= Metabolic glycoengineering =

Chemical-biological technique

Metabolic glycoengineering (MGE) is a chemical-biological technique for modifying the glycocalyx of a cell by introducing new chemical functional groups onto cell-surface sugars, called glycans. These new chemical groups can alter the native function of glycans without altering the cellular genome.

== Principle and Mechanism ==
Glycans are chains of monosaccharides covalengtly linked to cell membrane proteins and lipids, forming glycoproteins and glycolipids respectively. They participate in cellular structure, cell signalling, and cell-cell recognition.

In MGE, cells are modified with artificial monosaccharides which carry different functional groups such as thiols, ketones, alkynes, and azides.

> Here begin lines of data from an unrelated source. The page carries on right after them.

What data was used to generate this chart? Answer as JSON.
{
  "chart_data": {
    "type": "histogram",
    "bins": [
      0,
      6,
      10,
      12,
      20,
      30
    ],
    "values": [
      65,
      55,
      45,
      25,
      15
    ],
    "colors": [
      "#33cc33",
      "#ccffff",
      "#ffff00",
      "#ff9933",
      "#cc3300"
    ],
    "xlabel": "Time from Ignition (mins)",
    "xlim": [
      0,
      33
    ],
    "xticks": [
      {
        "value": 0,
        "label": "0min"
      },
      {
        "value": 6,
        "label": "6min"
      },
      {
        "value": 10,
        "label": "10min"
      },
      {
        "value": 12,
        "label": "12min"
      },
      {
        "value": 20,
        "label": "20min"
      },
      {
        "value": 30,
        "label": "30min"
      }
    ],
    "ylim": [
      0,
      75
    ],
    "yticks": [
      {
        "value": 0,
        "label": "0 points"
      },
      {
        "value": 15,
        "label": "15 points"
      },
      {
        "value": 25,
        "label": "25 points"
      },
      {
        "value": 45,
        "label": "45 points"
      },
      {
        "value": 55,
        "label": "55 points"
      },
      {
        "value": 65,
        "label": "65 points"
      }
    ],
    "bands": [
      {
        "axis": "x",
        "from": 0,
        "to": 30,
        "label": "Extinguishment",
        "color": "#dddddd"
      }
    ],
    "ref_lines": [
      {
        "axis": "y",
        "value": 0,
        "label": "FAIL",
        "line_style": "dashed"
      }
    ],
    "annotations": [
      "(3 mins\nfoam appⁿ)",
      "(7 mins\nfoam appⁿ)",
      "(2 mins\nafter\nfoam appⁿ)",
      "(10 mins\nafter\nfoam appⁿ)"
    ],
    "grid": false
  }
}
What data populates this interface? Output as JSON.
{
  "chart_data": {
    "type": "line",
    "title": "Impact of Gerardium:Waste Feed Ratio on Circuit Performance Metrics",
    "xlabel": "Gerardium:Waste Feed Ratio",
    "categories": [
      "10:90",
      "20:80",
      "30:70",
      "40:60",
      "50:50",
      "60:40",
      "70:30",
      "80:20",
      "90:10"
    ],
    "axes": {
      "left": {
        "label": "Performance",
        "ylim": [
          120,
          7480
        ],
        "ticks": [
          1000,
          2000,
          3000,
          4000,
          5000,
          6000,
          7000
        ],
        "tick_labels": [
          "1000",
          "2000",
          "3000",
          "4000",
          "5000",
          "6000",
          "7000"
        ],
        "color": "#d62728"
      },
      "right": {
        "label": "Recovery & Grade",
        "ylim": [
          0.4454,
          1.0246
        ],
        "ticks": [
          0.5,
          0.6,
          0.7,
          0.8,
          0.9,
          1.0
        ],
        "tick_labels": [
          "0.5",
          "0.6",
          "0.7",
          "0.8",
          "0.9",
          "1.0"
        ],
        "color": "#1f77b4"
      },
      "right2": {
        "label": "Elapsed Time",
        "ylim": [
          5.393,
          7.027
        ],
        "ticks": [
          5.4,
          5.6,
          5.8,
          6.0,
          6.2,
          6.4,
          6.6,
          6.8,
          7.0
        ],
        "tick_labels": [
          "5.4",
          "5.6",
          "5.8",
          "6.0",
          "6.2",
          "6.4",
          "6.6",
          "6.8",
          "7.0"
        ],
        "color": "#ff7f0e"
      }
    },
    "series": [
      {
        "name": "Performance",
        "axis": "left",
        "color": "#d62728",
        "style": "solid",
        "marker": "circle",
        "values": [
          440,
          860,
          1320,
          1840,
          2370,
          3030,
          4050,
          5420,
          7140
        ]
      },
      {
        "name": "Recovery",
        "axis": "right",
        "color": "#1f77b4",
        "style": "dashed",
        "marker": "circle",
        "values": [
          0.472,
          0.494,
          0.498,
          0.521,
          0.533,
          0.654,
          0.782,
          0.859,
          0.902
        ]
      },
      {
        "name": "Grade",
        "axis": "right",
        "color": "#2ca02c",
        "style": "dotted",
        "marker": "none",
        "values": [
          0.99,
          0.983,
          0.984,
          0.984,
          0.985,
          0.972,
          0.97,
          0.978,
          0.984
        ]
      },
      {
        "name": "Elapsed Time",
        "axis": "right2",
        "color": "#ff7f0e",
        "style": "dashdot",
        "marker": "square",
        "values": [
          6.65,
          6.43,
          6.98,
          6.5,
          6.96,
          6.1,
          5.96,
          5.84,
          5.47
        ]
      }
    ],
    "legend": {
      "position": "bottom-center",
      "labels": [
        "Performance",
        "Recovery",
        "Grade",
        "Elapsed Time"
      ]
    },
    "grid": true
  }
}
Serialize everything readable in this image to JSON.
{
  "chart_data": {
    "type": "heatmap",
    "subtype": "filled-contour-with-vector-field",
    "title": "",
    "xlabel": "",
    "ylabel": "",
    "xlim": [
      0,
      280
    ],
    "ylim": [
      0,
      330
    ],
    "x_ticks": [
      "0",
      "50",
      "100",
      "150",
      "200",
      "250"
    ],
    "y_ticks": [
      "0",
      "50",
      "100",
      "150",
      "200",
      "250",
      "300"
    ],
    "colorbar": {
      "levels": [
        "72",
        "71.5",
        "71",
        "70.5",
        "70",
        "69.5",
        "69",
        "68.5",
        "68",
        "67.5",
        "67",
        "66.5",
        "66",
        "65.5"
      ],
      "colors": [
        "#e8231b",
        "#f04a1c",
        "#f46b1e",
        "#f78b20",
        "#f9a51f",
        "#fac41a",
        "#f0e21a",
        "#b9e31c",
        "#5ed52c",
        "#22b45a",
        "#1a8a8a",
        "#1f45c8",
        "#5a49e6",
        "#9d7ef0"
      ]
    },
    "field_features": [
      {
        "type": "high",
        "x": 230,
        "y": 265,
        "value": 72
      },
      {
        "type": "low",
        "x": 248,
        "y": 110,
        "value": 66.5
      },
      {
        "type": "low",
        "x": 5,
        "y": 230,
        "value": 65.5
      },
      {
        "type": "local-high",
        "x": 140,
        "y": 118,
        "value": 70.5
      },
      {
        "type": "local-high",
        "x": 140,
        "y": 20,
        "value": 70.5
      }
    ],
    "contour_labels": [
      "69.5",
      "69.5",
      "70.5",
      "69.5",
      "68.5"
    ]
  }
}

These monosaccharides are taken up by cells and incorporated into cell-surface proteins and lipids via glycosylation, forming artificial glycans with unnatural chemical functional groups. The sialic acid pathway is the first and most widely utilised glycosylation pathway in MGE, due to the substrate versatility of sialyltransferases, which facilitate the easy absorption and incorporation of artificial analogues into biomolecules. In addition, the L-Fructose, N-acetylglucosamine (Glc-NAc), and N-acetylgalactosamine (Gal-NAc) pathways have been studied for a variety of applications in MGE.

Since cell-surface glycans are not genetically encoded, MGE is a non-genetic strategy to modify the cellular membrane. Therefore, it causes little interference with other cellular activities, an advantage over conventional genetic engineering techniques. This method is relatively non-toxic even under higher treatment conditions and can be applied to almost all cell types. Further, certain applications of MGE are reversible, allowing controlled and removable modifications to the cell surface.

== Applications ==

Glycans can be labeled with fluorescent dyes or nanoparticles via engineered monosaccharides containing azide groups, using click reactions. These markers allow for tracking of individual cells in living systems or in vitro, using fluorescent microscopy. Labeling of glycans only present in a certain bacterial species can also be used as a convenient means of identifying bacteria in a complex culture or mixture, using fluorescence. This application suffers the limitation that cells must absorb and metabolize the modified saccharide, resulting in a lack of control over where it ends up in the cellular proteome, possibly leading to a lack of specificity in the desired assay.

MGE can also be used to modulate cell adhesion, differentiation, and signalling, facilitating tissue engineering by combining cells and biomaterials to form tissues with improved function.

MGE approaches have also been used experimentally to improve the pharmacodynamic properties of biopharmaceuticals, specifically glycoproteins, by improving solubility or adding sites for attachment of therapeutic antibodies targeting particular cells. However, the rapid clearance of carbohydrates from the circulation, and the poor oral bioavailability of glycans, limits broader use of glycoengineering for this purpose.